I see many distros release, we normally pick them up automatically, and notice their presence the next day. But there’s definitely something special about Ubuntu releases. They have the feel of a release. The tension builds up the night before, and the #ubuntu-release-party channel fills up (when I popped in, around 500 people). Then, a few hours before the release is announced, people start noticing that it’s on the mirrors. Pointing this out on the release-party channel is not allowed (it would disturb the otherwise rowdy party of 500 users pressing F5 every 10 seconds), but pretty quickly, before the release is even announced, all the mirrors that carry Ubuntu CDs get flat-lined. If they don’t, then it’s a sign that their hardware isn’t up to scratch, and they have to find & fix their bottlenecks. On the #ubuntu-mirrors channel, you can see sysadmins from around the world showing off graphs of flat-lined, multi-gigabit links and sharing server tuning tips. If you want any experience in widely-distributing large files, run an ubuntu mirror at release-time, you’ll gain the experience fast.

I don’t know if this massive assault means Ubuntu is the most popular distribution out there. Most Ubuntu users don’t need the new ISO. They rather need click the big “upgrade” button, and hammer their local mirror to the tune of about a gigabyte. Ubuntu is based on Debian’s awesome package management system, that (if used correctly) should never require a re-install. There are Debian systems out there that were installed once, back in the 90s, and have been upgraded (both distro versions and hardware) continuously since then. Do people not know that, or do they want the thrill of booting up with the new Gutsy CD? Debian is widely considered to be the most popular distribution, and a Debian release hardly raises eyebrows (other than somebody saying “Debian released?

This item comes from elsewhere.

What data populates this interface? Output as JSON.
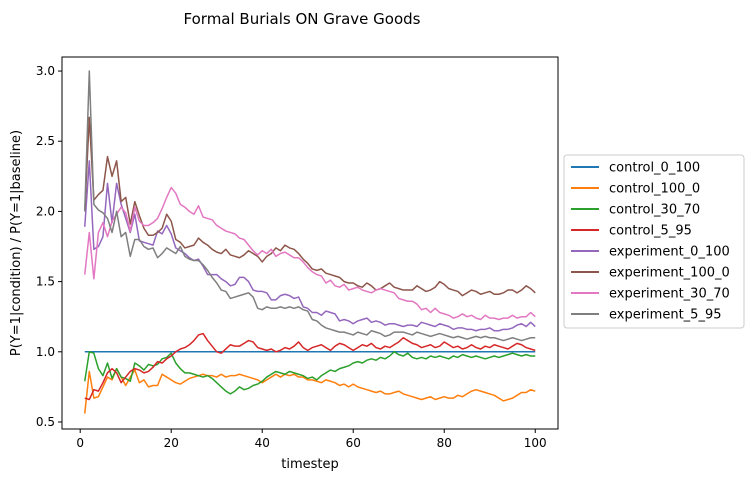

Has hell frozen over?”, and scheduling an upgrade for some time in the next 6 months). If nothing else, this shows how different distributions’ user-base can be, while being technically very similar.

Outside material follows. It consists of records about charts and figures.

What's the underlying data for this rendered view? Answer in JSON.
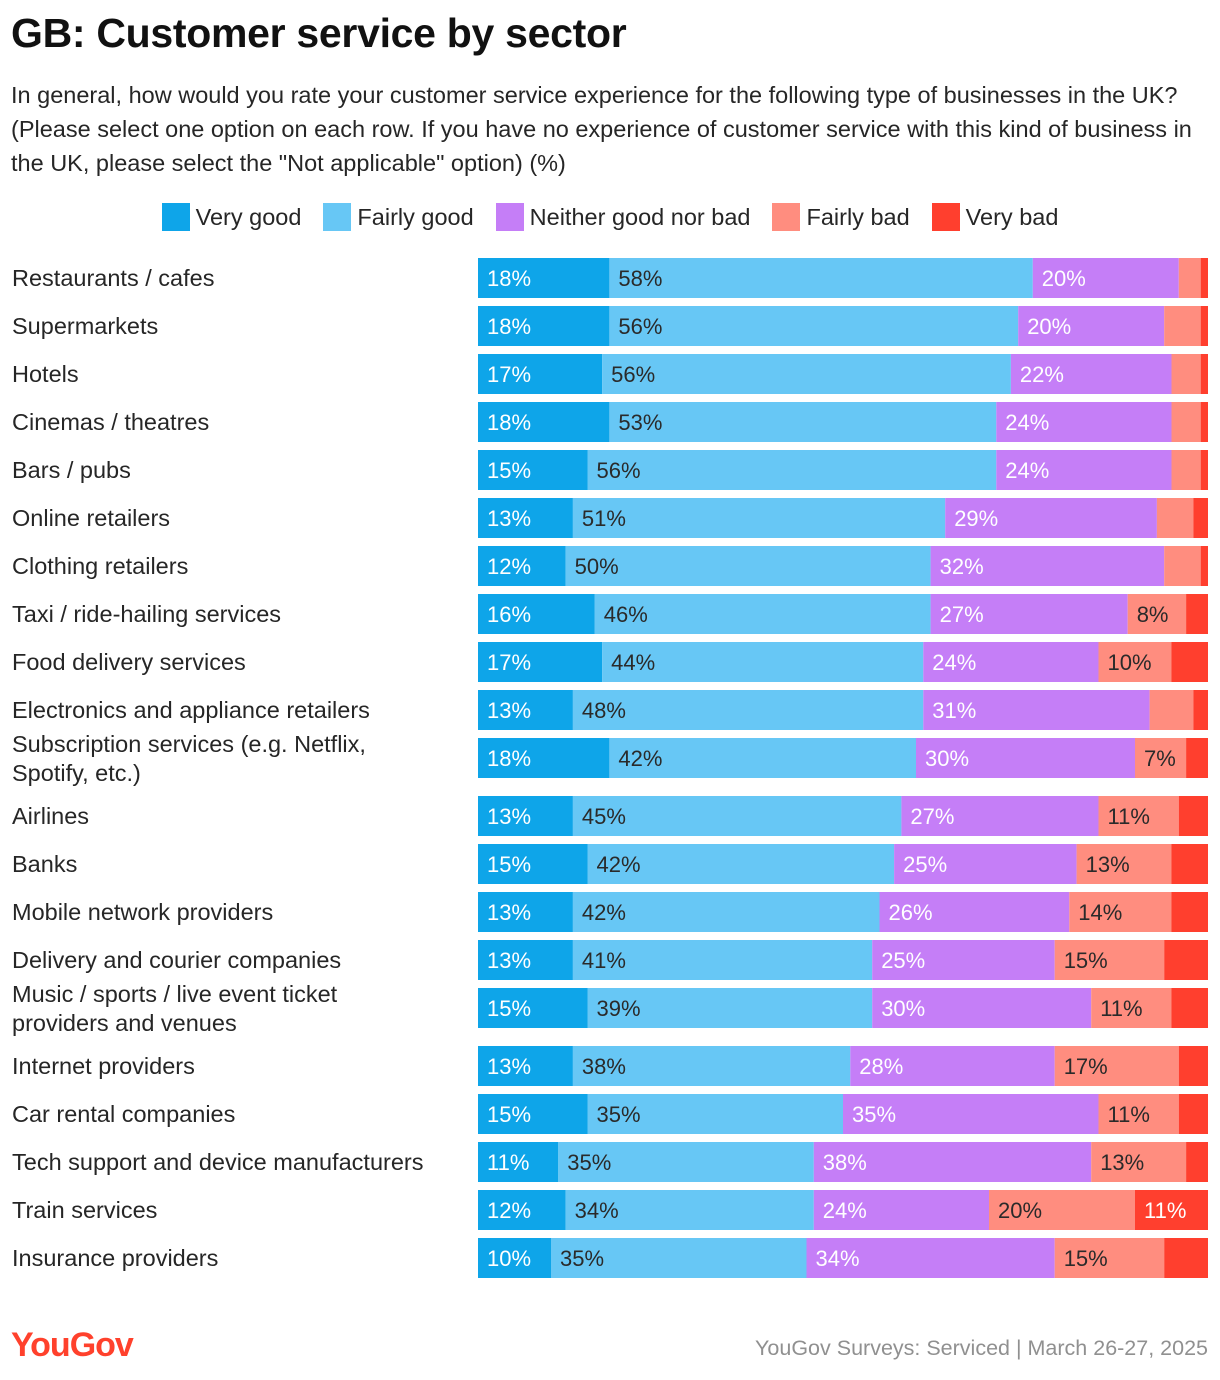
{
  "header": {
    "title": "GB: Customer service by sector",
    "subtitle": "In general, how would you rate your customer service experience for the following type of businesses in the UK? (Please select one option on each row. If you have no experience of customer service with this kind of business in the UK, please select the \"Not applicable\" option) (%)"
  },
  "footer": {
    "logo": "YouGov",
    "source": "YouGov Surveys: Serviced | March 26-27, 2025"
  },
  "chart_data": {
    "type": "bar",
    "orientation": "horizontal",
    "stacked": true,
    "title": "GB: Customer service by sector",
    "xlabel": "",
    "ylabel": "",
    "xlim": [
      0,
      100
    ],
    "legend_position": "top",
    "categories": [
      [
        "Restaurants / cafes"
      ],
      [
        "Supermarkets"
      ],
      [
        "Hotels"
      ],
      [
        "Cinemas / theatres"
      ],
      [
        "Bars / pubs"
      ],
      [
        "Online retailers"
      ],
      [
        "Clothing retailers"
      ],
      [
        "Taxi / ride-hailing services"
      ],
      [
        "Food delivery services"
      ],
      [
        "Electronics and appliance retailers"
      ],
      [
        "Subscription services (e.g. Netflix,",
        "Spotify, etc.)"
      ],
      [
        "Airlines"
      ],
      [
        "Banks"
      ],
      [
        "Mobile network providers"
      ],
      [
        "Delivery and courier companies"
      ],
      [
        "Music / sports / live event ticket",
        "providers and venues"
      ],
      [
        "Internet providers"
      ],
      [
        "Car rental companies"
      ],
      [
        "Tech support and device manufacturers"
      ],
      [
        "Train services"
      ],
      [
        "Insurance providers"
      ]
    ],
    "series": [
      {
        "name": "Very good",
        "color": "#0ea5e9",
        "label_color": "#ffffff",
        "values": [
          18,
          18,
          17,
          18,
          15,
          13,
          12,
          16,
          17,
          13,
          18,
          13,
          15,
          13,
          13,
          15,
          13,
          15,
          11,
          12,
          10
        ]
      },
      {
        "name": "Fairly good",
        "color": "#67c7f5",
        "label_color": "#2a2a2a",
        "values": [
          58,
          56,
          56,
          53,
          56,
          51,
          50,
          46,
          44,
          48,
          42,
          45,
          42,
          42,
          41,
          39,
          38,
          35,
          35,
          34,
          35
        ]
      },
      {
        "name": "Neither good nor bad",
        "color": "#c57ef7",
        "label_color": "#ffffff",
        "values": [
          20,
          20,
          22,
          24,
          24,
          29,
          32,
          27,
          24,
          31,
          30,
          27,
          25,
          26,
          25,
          30,
          28,
          35,
          38,
          24,
          34
        ]
      },
      {
        "name": "Fairly bad",
        "color": "#ff8d7f",
        "label_color": "#2a2a2a",
        "values": [
          3,
          5,
          4,
          4,
          4,
          5,
          5,
          8,
          10,
          6,
          7,
          11,
          13,
          14,
          15,
          11,
          17,
          11,
          13,
          20,
          15
        ]
      },
      {
        "name": "Very bad",
        "color": "#ff3f2e",
        "label_color": "#ffffff",
        "values": [
          1,
          1,
          1,
          1,
          1,
          2,
          1,
          3,
          4,
          1,
          2,
          3,
          4,
          4,
          6,
          5,
          5,
          5,
          3,
          11,
          6
        ]
      }
    ],
    "data_labels": [
      [
        "18%",
        "58%",
        "20%",
        "",
        ""
      ],
      [
        "18%",
        "56%",
        "20%",
        "",
        ""
      ],
      [
        "17%",
        "56%",
        "22%",
        "",
        ""
      ],
      [
        "18%",
        "53%",
        "24%",
        "",
        ""
      ],
      [
        "15%",
        "56%",
        "24%",
        "",
        ""
      ],
      [
        "13%",
        "51%",
        "29%",
        "",
        ""
      ],
      [
        "12%",
        "50%",
        "32%",
        "",
        ""
      ],
      [
        "16%",
        "46%",
        "27%",
        "8%",
        ""
      ],
      [
        "17%",
        "44%",
        "24%",
        "10%",
        ""
      ],
      [
        "13%",
        "48%",
        "31%",
        "",
        ""
      ],
      [
        "18%",
        "42%",
        "30%",
        "7%",
        ""
      ],
      [
        "13%",
        "45%",
        "27%",
        "11%",
        ""
      ],
      [
        "15%",
        "42%",
        "25%",
        "13%",
        ""
      ],
      [
        "13%",
        "42%",
        "26%",
        "14%",
        ""
      ],
      [
        "13%",
        "41%",
        "25%",
        "15%",
        ""
      ],
      [
        "15%",
        "39%",
        "30%",
        "11%",
        ""
      ],
      [
        "13%",
        "38%",
        "28%",
        "17%",
        ""
      ],
      [
        "15%",
        "35%",
        "35%",
        "11%",
        ""
      ],
      [
        "11%",
        "35%",
        "38%",
        "13%",
        ""
      ],
      [
        "12%",
        "34%",
        "24%",
        "20%",
        "11%"
      ],
      [
        "10%",
        "35%",
        "34%",
        "15%",
        ""
      ]
    ]
  }
}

I’ve done my bit to help out the Ubuntu release:

  • I’ve been running Gutsy since it’s fork, and filed god only knows how many bugs on launchpad.

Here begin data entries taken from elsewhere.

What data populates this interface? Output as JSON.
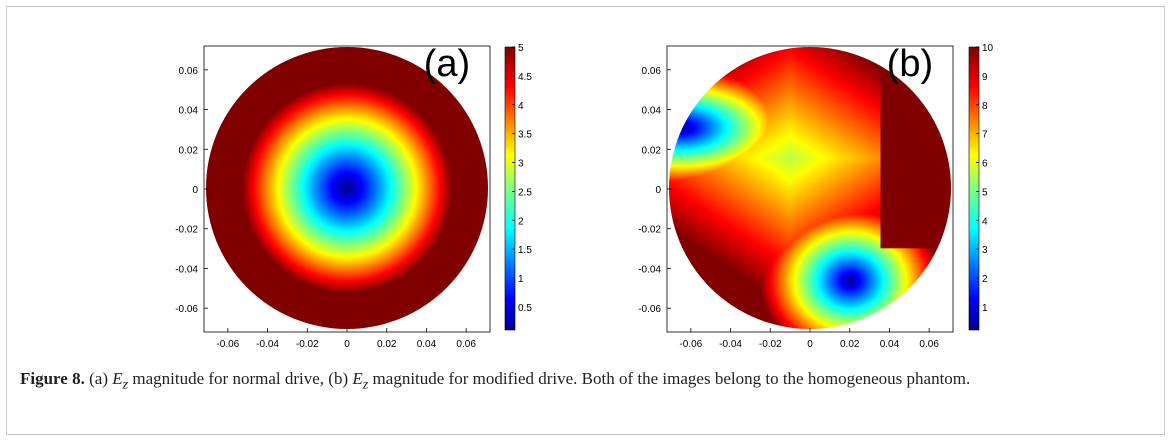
{
  "caption": {
    "label": "Figure 8.",
    "part1": "(a) ",
    "ez1": "E",
    "ez1sub": "z",
    "part2": " magnitude for normal drive, (b) ",
    "ez2": "E",
    "ez2sub": "z",
    "part3": " magnitude for modified drive. Both of the images belong to the homogeneous phantom."
  },
  "chart_data": [
    {
      "type": "heatmap",
      "panel_label": "(a)",
      "title": "",
      "xlabel": "",
      "ylabel": "",
      "xlim": [
        -0.072,
        0.072
      ],
      "ylim": [
        -0.072,
        0.072
      ],
      "x_ticks": [
        "-0.06",
        "-0.04",
        "-0.02",
        "0",
        "0.02",
        "0.04",
        "0.06"
      ],
      "y_ticks": [
        "0.06",
        "0.04",
        "0.02",
        "0",
        "-0.02",
        "-0.04",
        "-0.06"
      ],
      "colorbar_ticks": [
        "5",
        "4.5",
        "4",
        "3.5",
        "3",
        "2.5",
        "2",
        "1.5",
        "1",
        "0.5"
      ],
      "colorbar_range": [
        0.1,
        5
      ],
      "colormap": "jet",
      "domain": "circle",
      "domain_radius": 0.07,
      "field": "radially increasing magnitude; minimum ~0.1 at center (0,0), saturating to 5 near radius 0.05"
    },
    {
      "type": "heatmap",
      "panel_label": "(b)",
      "title": "",
      "xlabel": "",
      "ylabel": "",
      "xlim": [
        -0.072,
        0.072
      ],
      "ylim": [
        -0.072,
        0.072
      ],
      "x_ticks": [
        "-0.06",
        "-0.04",
        "-0.02",
        "0",
        "0.02",
        "0.04",
        "0.06"
      ],
      "y_ticks": [
        "0.06",
        "0.04",
        "0.02",
        "0",
        "-0.02",
        "-0.04",
        "-0.06"
      ],
      "colorbar_ticks": [
        "10",
        "9",
        "8",
        "7",
        "6",
        "5",
        "4",
        "3",
        "2",
        "1"
      ],
      "colorbar_range": [
        0.2,
        10
      ],
      "colormap": "jet",
      "domain": "circle",
      "domain_radius": 0.07,
      "field": "low-magnitude minima near (0.02,-0.046) and (-0.064,0.03); high (10) across right and upper regions",
      "minima": [
        {
          "x": 0.02,
          "y": -0.046
        },
        {
          "x": -0.064,
          "y": 0.03
        }
      ]
    }
  ]
}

  • I’ve created my unofficial package DVDs, for people without Internet connections.
  • My mirror & toaster had the CD images in advance, and we’ll have the DVDs by tomorrow morning.
  • I’ve got a UK server with a 100Mbps link seeding Ubuntu DVD torrents. I was the sole seed for many hours, and have uploaded over 200GB, so at least I did some good ;-)

Now, as the release traffic dies down again (i.e. heavy but not quite flat-lining), I hope the sysadmins and release-party-goers sleep well, you all deserve it.